Le 21 janvier 2021, Quentin met fin à ses jours, le lendemain du suicide d’un autre interne. Le 19 février, c’est Tristan, étudiant en dernière année d’internat en médecine générale, qui s’est pendu. Selon ses parents, “l’ensemble des co-internes et Tristan lui-même se plaignaient de l’attitude, des fautes professionnelles, du laisser-aller ou de l’oubli de la part des tuteurs ou maîtres de stages”. Valentin, interne en première année de radiologie “dans un état dépressif sévère et souffrant d’épuisement physique et moral” selon son père, se donne la mort le 30 mars 2021, soit 8 jours après le suicide d’un autre interne.
Les étudiants en médecine entrent en internat 6 ans après le début de leur cursus afin de se spécialiser pendant 3 à 6 années supplémentaires, à temps plein. Ils représentent 40% de l’effectif médical public.
Selon l’ISNI, qui a organisé le 17 avril dernier un hommage aux disparus devant le Ministère de la Santé, un interne se suicide tous les 18 jours, soit trois fois plus que la population générale. Cette année, toujours d'après l'ISNI, ce sont au moins 6 internes qui se sont tués.
“Je suis allée jusqu’à 88h hebdomadaires”
La mère d’Elise, jeune interne de 24 ans ayant mis fin à ses jours en 2019, assure à l'AFP que sa fille est “morte d’épuisement professionnel. Elle travaillait quatre-vingts heures par semaine”.
Déjà en 2017, l’ISNI alertait sur les horaires des internes et exigeait le respect de la loi fixant à 48h le nombre d’heures de travail hebdomadaires. La mère de Romain, un jeune interne décédé en 2020, affirme devant les caméras du Magazine de la Santé avoir fait le compte du temps passé par son fils à l’hôpital : “je suis allée jusqu’à 88h hebdomadaires”. William Haynes, secrétaire général de l’ISNI, dit lui-même être allé jusqu’à 120h, et réclame la mise en place d’un système de pointage pour contrôler les horaires des internes.
L’épidémie de Covid-19 n’a fait qu’empirer la situation en augmentant le nombre d’heures hebdomadaires ainsi que le nombre de gardes par mois, théoriquement limité à cinq pour les internes. Selon Marie Saleten, vice-présidente du Syndicat des internes des hôpitaux de Paris, “on atteint plutôt 80 heures et 8 à 10 gardes par mois”. L’ISNI le garantit, “au bout de la semaine, les décisions deviennent difficiles, la qualité des soins baisse, nos réserves psychologiques et émotionnelles s’épuisent”.

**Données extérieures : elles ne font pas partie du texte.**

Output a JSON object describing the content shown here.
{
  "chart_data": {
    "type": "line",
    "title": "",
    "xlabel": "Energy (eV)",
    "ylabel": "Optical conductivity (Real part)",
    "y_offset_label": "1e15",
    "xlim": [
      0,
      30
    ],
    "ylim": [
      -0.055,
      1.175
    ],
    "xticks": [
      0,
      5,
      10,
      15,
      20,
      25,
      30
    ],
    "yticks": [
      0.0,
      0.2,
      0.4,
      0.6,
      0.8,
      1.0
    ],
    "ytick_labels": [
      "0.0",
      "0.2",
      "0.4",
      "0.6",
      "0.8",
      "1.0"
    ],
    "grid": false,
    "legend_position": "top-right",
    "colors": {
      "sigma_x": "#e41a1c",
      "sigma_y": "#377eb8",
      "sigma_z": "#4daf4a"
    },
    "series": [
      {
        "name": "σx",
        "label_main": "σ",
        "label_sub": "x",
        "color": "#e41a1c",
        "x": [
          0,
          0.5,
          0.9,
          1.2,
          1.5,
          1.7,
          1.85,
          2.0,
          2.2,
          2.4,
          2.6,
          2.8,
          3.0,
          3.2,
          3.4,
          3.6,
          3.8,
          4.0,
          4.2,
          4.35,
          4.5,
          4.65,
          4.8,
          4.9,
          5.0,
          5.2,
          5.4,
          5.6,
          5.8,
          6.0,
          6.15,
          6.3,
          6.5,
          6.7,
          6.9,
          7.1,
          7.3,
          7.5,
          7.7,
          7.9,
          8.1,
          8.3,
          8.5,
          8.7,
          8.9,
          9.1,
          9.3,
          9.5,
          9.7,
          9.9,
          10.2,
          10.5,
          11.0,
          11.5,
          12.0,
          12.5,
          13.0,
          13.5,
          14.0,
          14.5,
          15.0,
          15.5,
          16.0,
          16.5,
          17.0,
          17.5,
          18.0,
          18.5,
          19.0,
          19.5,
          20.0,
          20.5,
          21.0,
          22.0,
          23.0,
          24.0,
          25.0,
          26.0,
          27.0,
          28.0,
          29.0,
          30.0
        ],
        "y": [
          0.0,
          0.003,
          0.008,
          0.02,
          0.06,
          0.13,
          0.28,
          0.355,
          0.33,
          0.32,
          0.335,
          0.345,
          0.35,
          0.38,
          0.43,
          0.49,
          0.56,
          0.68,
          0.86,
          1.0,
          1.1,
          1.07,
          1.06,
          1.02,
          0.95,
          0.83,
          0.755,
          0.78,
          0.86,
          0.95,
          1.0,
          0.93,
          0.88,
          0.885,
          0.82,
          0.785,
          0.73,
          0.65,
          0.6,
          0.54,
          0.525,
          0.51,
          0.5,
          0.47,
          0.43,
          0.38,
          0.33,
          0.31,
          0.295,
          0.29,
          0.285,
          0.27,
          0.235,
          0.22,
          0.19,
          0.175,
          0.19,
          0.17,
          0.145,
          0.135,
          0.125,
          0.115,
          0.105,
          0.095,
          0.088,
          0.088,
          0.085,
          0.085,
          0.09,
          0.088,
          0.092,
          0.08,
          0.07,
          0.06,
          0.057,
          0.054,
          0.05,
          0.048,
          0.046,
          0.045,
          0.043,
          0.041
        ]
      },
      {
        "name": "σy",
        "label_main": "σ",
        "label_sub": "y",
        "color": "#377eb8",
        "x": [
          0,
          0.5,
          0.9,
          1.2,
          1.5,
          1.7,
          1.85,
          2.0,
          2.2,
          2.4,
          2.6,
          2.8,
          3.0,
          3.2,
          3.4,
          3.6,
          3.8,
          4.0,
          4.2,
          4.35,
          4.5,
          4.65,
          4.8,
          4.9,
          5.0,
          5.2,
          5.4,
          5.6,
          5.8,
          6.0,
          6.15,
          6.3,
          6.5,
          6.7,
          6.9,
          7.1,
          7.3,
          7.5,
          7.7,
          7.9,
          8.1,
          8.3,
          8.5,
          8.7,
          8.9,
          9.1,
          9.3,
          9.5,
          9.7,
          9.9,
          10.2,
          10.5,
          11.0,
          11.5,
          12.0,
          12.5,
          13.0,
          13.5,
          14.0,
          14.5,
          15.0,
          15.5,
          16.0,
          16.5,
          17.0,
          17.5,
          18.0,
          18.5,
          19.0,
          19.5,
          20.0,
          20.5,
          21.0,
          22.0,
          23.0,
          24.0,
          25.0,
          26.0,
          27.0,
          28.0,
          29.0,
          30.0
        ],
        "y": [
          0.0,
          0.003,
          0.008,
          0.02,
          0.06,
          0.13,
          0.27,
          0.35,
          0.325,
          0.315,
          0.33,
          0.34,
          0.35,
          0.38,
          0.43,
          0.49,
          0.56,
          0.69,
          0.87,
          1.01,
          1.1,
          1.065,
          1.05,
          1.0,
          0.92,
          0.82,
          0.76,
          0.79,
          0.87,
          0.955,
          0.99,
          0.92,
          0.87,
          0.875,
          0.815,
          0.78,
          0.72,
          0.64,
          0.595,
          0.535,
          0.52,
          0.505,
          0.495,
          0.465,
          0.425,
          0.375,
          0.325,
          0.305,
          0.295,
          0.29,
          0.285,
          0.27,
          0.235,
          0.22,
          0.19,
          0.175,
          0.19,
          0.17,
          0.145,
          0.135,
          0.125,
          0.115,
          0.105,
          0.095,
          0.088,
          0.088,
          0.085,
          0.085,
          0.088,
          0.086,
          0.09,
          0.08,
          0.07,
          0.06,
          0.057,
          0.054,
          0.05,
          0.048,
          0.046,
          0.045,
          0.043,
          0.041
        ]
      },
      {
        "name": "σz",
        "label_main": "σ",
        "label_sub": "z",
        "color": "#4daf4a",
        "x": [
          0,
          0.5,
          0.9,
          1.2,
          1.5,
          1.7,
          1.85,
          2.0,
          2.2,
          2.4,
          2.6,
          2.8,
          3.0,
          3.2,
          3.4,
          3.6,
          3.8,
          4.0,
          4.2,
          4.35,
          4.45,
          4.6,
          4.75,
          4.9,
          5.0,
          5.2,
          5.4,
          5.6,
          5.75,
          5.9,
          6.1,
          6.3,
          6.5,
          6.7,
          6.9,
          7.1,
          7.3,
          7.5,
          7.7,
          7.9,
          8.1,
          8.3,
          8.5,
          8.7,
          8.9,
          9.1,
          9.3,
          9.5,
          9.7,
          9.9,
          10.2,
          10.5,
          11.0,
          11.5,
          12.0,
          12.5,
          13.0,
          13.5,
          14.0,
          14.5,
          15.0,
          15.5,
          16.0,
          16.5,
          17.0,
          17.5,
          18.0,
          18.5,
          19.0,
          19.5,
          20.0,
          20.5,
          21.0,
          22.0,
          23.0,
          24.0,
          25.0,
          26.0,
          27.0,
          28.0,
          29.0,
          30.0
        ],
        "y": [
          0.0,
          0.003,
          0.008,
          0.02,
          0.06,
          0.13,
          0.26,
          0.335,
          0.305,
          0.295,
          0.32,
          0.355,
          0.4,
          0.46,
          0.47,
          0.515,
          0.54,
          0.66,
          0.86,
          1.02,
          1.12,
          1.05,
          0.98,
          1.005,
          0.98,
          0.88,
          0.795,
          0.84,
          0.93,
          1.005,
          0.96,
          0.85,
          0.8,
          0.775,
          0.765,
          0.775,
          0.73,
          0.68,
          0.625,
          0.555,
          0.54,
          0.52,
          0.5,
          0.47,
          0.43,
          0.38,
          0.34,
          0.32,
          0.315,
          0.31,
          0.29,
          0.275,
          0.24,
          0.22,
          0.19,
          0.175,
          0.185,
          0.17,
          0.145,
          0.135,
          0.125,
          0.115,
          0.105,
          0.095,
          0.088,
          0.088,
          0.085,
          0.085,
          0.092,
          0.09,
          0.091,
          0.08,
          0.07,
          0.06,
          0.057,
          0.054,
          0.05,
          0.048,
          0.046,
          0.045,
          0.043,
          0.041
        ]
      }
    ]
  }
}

Ce surinvestissement ne semble pas être récompensé du côté du salaire : selon William Haynes, les internes sont payés "8,5 euros bruts de l'heure, moins que le smic horaire (...). On est des médecins quand ça les arrange, mais on redevient de simples étudiants quand il s'agit de nous payer”, dit-il.

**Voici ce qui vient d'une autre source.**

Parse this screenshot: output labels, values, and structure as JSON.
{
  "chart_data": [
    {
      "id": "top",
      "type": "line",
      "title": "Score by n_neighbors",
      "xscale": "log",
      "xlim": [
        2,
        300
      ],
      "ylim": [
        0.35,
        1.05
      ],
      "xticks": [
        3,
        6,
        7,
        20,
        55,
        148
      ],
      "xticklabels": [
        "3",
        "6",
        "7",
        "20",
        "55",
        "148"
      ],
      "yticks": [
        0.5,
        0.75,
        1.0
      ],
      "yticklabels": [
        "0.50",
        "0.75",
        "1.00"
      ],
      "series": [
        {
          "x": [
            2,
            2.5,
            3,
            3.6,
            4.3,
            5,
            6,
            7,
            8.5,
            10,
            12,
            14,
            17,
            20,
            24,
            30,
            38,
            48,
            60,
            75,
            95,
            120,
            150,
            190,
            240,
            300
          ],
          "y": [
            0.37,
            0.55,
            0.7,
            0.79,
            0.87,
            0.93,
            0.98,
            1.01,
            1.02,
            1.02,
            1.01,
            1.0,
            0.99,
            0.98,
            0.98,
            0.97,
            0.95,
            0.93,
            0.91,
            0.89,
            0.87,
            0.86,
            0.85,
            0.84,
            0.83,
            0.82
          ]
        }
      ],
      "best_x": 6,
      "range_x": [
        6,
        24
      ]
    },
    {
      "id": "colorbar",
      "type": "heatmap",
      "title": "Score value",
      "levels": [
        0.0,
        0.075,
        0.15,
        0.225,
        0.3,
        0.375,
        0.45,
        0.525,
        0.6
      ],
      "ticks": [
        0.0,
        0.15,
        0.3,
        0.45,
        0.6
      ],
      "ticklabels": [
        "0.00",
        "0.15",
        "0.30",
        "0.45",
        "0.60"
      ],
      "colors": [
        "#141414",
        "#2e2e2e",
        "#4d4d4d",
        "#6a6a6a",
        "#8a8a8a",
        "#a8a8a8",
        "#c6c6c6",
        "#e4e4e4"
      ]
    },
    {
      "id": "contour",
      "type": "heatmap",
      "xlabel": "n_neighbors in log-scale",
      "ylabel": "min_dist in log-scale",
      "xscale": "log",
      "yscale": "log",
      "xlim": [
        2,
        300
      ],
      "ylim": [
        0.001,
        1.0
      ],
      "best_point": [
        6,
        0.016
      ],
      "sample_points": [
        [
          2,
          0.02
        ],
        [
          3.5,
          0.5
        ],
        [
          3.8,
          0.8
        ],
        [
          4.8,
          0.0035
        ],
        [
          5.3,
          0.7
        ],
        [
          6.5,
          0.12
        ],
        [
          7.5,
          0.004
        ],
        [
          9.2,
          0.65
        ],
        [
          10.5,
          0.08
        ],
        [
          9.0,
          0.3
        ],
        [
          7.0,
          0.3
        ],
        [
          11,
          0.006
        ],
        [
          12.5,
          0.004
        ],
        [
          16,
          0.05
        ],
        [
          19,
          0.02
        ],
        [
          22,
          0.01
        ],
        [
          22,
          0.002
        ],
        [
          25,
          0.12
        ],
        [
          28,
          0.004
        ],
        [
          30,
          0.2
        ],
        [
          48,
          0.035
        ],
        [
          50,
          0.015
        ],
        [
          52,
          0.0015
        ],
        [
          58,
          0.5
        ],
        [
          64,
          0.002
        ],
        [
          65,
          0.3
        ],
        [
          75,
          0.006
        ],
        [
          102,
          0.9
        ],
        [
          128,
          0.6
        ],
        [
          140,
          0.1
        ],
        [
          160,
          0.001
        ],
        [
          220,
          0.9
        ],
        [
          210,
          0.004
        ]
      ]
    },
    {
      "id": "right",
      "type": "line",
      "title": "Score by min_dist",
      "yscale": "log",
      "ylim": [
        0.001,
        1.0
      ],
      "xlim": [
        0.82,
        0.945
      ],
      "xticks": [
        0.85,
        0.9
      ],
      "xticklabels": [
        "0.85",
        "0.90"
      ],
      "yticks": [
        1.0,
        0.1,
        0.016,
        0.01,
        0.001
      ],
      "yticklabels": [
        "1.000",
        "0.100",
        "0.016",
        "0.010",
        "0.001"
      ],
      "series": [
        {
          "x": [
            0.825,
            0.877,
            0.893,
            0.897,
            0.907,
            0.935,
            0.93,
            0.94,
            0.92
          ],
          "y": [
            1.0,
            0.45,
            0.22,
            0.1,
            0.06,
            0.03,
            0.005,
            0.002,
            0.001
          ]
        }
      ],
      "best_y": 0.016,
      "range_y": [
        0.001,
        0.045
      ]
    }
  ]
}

Anxiété, harcèlement et violences sexuelles
Difficile pour certains internes de voir la lumière au bout du tunnel, eux qui refusent souvent d’être arrêtés par la médecine du travail par peur que les gardes qu’ils devaient assurer le soient par leurs collègues. Selon Gaétan Casanova, président de l’ISNI, « si tout de même, il finit par accepter de prendre une semaine ou deux parce qu’il est au bord du burnout, il n’est pas inhabituel qu’à son retour, on lui dise : “Maintenant, tu vas pouvoir récupérer les gardes que tu n’as pas faites”». Un aspect d’autant plus important à signaler que ce rythme de travail et la fatigue qu’il entraîne est l’un des facteurs de risques de la dépression et de l’anxiété.

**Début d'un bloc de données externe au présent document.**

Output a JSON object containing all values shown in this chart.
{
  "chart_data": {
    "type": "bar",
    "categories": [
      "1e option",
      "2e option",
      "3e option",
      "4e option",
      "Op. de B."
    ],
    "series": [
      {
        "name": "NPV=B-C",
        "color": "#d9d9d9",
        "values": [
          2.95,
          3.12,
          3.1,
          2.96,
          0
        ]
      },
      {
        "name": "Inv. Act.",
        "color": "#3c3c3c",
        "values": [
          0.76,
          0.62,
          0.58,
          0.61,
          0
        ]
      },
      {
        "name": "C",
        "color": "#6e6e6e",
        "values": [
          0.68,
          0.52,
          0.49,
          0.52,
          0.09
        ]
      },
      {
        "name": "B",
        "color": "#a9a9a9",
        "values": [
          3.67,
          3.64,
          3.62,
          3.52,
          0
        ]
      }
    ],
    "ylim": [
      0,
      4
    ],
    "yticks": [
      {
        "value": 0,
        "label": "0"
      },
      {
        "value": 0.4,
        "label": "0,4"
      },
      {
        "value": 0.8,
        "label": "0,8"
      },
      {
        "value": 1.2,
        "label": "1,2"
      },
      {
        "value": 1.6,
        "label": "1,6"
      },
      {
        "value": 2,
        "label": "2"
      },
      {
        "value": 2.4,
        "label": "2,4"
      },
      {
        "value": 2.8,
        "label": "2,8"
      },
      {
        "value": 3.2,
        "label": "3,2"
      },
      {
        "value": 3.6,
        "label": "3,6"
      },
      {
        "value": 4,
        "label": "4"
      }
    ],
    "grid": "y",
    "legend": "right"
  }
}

Selon une étude réalisée à l’initiative de l’InterSyndicale en 2017, 4% des internes ont déjà fait une tentative de suicide, 23% ont déjà eu des pensées suicidaires, 28% ont des troubles dépressifs et 66% des troubles anxieux.
Des cas de harcèlement et de violences sexistes et sexuelles ont également été signalés, ainsi que des “coups, des lancer de foie en pleine figure, des jet d’instruments chirurgicaux, des gestes dégradants”, des remarques humiliantes, des menaces de non-validation de stage… Là encore, les internes n’ont personne vers qui se tourner : les harceleurs et agresseurs “sont souvent à la fois supérieurs universitaires et hospitaliers, bref ils possèdent un contrôle total sur l'avenir de l'interne”, selon l’ISNI.
D’après Gaétan Casanova, reçu par Olivier Véran en avril dernier, “le ministre doit comprendre l’urgence de la situation”.